Elle est accordée! Et en même temps, « je vais donner suffisamment confiance pour que quasiment on en ait pas besoin. On va donner des heures qui permettront de créer et de ne pas activer ces dispositifs ».
Le Pacte confiance est-il un pacte Faustien ? est-il un compromis à la façon du « Federal Project Number One » du New Deal de Roosevelt que les artistes américains ont connu dans les années 30 ? Il en a en tous cas tous les traits :
Le Président « attend de la famille culturelle » et des jeunes de moins de 30 ans, et il a « besoin de gens qui savent faire des choses, inventer pour nos jeunes ». Exit la création, entre… le doigt dans l’oreille avec les écoles, le temps périscolaire et les colonies de vacances, car « voilà, bafouille-t-il,… on vous donne… mais peut-être qu’ils feront leurs heures par ce biais ».
Le biais d’un « été apprenant et culturel pour les enfants »- ces mêmes enfants que l’on renvoie à l’école pour que les parents retournent au charbon. Les enfants « issus de l’immigration », des « foyers précaires » auront un été apprenant qui passera aussi par la télé vous pourrez apprécier le site « Nation apprenante » déjà dédié.
Exit la mobilité, exit le choix et la liberté. Le Président dessine les frontières de nos étés. Enfants issus de la précarité et artistes précaires se tiendront main dans la main pour restaurer les dégâts causés par le confinement, réparer le désastre de l’école à la maison.
Entre « distance sociale », distance spatiale et distance de classe… les pistes sont savamment brouillées.
Et puis, au fait… qui sont ces intermittents ? artistes-à-la-manque qui courent sur le haricot du Président ?

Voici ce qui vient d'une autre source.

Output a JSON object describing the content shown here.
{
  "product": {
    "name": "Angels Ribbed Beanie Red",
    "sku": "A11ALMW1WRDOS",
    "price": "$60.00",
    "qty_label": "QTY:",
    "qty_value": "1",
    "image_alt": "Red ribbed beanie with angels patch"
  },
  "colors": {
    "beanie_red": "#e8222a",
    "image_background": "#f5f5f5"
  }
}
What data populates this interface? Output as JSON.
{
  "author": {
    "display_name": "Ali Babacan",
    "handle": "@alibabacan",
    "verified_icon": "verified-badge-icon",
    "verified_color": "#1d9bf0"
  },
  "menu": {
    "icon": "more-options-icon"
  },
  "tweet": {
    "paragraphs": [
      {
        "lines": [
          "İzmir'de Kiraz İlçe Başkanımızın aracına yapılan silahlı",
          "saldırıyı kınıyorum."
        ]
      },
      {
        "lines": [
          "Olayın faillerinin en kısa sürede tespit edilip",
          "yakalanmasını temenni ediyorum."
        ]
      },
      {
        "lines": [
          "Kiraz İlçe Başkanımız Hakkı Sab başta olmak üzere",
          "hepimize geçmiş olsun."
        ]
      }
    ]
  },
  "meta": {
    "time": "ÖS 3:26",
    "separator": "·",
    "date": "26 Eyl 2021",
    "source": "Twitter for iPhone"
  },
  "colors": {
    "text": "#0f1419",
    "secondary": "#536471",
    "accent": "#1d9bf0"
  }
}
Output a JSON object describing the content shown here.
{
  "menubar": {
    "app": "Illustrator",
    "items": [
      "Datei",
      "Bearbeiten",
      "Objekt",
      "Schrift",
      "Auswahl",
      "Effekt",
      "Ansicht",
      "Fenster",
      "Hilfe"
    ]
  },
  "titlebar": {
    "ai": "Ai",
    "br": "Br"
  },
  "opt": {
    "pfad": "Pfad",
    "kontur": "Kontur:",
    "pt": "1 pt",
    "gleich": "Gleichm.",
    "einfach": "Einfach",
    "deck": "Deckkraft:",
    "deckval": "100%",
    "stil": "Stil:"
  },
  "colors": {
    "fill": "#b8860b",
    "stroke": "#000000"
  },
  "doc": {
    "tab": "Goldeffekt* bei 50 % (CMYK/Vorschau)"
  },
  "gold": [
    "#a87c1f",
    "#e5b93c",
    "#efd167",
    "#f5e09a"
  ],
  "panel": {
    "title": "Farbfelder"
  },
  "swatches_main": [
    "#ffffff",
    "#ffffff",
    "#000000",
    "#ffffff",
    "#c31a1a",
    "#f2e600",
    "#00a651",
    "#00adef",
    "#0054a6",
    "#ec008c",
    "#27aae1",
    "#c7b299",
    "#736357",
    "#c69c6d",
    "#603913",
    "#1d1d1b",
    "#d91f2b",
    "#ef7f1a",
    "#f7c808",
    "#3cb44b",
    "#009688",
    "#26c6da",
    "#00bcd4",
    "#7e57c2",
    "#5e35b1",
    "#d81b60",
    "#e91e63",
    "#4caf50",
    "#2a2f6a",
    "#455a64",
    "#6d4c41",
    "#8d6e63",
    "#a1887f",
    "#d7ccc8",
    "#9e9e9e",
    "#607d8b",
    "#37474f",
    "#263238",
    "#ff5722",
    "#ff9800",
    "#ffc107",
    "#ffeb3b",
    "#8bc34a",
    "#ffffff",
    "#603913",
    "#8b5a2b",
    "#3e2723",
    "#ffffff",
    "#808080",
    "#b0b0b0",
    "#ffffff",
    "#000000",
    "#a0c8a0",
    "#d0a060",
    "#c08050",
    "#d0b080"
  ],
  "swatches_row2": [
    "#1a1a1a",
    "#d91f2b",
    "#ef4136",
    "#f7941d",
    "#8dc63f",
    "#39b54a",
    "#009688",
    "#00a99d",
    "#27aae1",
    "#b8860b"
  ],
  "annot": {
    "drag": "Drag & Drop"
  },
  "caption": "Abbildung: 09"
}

Des « autres » artistes, les artistes indépendants, au régime général, au RSA, les artistes retraités… il n’en sera pas question dans cette improvisation. Ces autres régimes ou aides sociales dont dépendent les artistes techniciens, photographes, graphistes, vidéastes, plasticiens, écrivains, peintres, interprètes, pigistes- non pas au statut intermittent mais aux revenus intermittents et souvent dans une précarité sans nom.
Le Président ayant déjà fait aveu d’ignorance en la question, il oublie toute une partie de la profession. C’est embarrassant.
Le génie français rebaptisé en « bon sens et créativité » rebaptisé en Robinson Crusoe qui, d’après notre Président-acteur « quand le naufrage est là, il se prend pas les mains dans la tête en essayant de faire une grande théorie du naufrage, il prend d’abord du jambon et du fromage, mais il a en lui cette capacité à ré-inventer une histoire unique ».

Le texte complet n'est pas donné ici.